1035 sono stati i centri reclutati in tutto il mondo. Anche uno italiano di Sesto San Giovanni il centro IRCCS MultiMedica. Questo centro avrebbe già arruolato la prima paziente per per essere sottoposta al test di questo componente. Ma qual è l’obiettivo principale di questo studio? Lo scopo è quello di comprendere se l’elemento è in grado o meno di ridurre il rischio di ulteriori eventi cardiovascolari nei primi 90 giorni dopo l’infarto. I primi 90 giorni infatti sono il periodo dove il cuore è maggiormente vulnerabile ad una possibile ricaduta.

Così come ha spiegato il dottore Roberto Pedretti il direttore del Dipartimento cardiovascolare del MultiMedica. In Italia, ha asserito Pedretti, “sono circa 130.000 i pazienti infartuati ogni anno e il 20% va incontro ad un nuovo evento entro 12 mesi“. Pedretti, infatti, sosterrebbe che mentre i farmaci esistenti agirebbero riducendo la sintesi di colesterolo e prevenendo la formazione di nuovi accumuli, la terapia effettuata con questo nuova proteina ha un obiettivo più ampio ovvero quello di raggiungere prima, aggredire le placche che sono presenti nell’arterie e quindi eliminarle.

“Un approccio del tutto nuovo che ci auguriamo possa contribuire alla riduzione di eventi acuti in chi ha avuto l’infarto risultati preliminari sono molto incoraggianti“ questo ha asserito il professore Giuseppe Ambrosio il coordinatore per l’Italia dello studio ed anche vicedirettore del MultiMedica.

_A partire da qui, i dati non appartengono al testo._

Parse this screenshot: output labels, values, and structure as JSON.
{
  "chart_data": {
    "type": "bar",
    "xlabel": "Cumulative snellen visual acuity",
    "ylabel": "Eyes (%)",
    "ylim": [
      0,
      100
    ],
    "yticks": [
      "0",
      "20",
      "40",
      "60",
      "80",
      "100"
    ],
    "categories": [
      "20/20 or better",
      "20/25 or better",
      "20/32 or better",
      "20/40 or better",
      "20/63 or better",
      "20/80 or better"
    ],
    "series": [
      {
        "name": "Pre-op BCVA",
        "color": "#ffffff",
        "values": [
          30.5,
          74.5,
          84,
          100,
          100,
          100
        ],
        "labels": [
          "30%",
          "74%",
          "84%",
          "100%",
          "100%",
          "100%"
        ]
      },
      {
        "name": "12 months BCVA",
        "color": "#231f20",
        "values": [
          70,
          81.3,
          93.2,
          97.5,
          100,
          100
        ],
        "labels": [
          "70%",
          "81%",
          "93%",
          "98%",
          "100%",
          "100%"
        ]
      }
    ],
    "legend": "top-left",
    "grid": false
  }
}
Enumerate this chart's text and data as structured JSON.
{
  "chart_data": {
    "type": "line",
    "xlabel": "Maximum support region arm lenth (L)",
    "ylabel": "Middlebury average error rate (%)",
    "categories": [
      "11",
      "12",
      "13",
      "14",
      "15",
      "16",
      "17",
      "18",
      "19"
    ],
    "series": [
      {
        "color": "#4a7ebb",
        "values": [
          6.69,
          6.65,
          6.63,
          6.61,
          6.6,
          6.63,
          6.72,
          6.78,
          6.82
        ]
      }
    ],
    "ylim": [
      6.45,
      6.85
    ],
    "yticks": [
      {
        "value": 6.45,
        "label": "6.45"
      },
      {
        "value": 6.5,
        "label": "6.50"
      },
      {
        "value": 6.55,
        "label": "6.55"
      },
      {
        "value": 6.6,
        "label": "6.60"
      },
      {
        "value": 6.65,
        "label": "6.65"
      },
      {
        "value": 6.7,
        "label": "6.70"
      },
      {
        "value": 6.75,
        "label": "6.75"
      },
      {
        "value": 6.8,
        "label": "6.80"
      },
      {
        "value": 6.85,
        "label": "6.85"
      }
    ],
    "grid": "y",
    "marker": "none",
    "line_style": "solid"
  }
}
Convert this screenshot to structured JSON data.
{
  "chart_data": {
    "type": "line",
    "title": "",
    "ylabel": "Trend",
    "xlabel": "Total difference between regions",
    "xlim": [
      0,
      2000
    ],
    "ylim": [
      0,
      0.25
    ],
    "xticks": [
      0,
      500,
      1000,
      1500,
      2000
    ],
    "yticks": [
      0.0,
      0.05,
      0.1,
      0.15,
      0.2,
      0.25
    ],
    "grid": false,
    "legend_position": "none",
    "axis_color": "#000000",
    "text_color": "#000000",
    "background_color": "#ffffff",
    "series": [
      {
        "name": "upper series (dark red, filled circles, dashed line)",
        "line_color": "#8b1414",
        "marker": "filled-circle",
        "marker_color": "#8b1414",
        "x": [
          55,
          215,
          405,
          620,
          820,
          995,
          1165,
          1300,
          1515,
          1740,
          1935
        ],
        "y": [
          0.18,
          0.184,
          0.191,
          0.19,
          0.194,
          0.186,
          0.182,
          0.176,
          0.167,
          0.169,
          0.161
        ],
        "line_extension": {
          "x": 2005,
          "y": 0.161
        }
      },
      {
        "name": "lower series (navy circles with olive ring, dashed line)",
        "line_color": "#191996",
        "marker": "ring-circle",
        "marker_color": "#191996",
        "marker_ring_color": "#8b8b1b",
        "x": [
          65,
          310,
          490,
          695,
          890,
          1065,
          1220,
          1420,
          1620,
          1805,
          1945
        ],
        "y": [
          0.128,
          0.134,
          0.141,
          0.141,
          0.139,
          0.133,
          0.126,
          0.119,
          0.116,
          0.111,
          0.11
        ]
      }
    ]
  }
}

Stando al risultato la prima paziente trattata con questa proteina è stata ricoverata per un infarto e poi dimessa in ottime condizioni. Il protocollo del trial prevede quattro infusioni endovenose nell’arco di alcune settimane ed un follow up di un anno. Chiaramente la paziente adesso verrà seguita con cadenza periodica dal centro per monitorare quelli che possono essere i progressi clinici a distanza anche di dovuto tempo.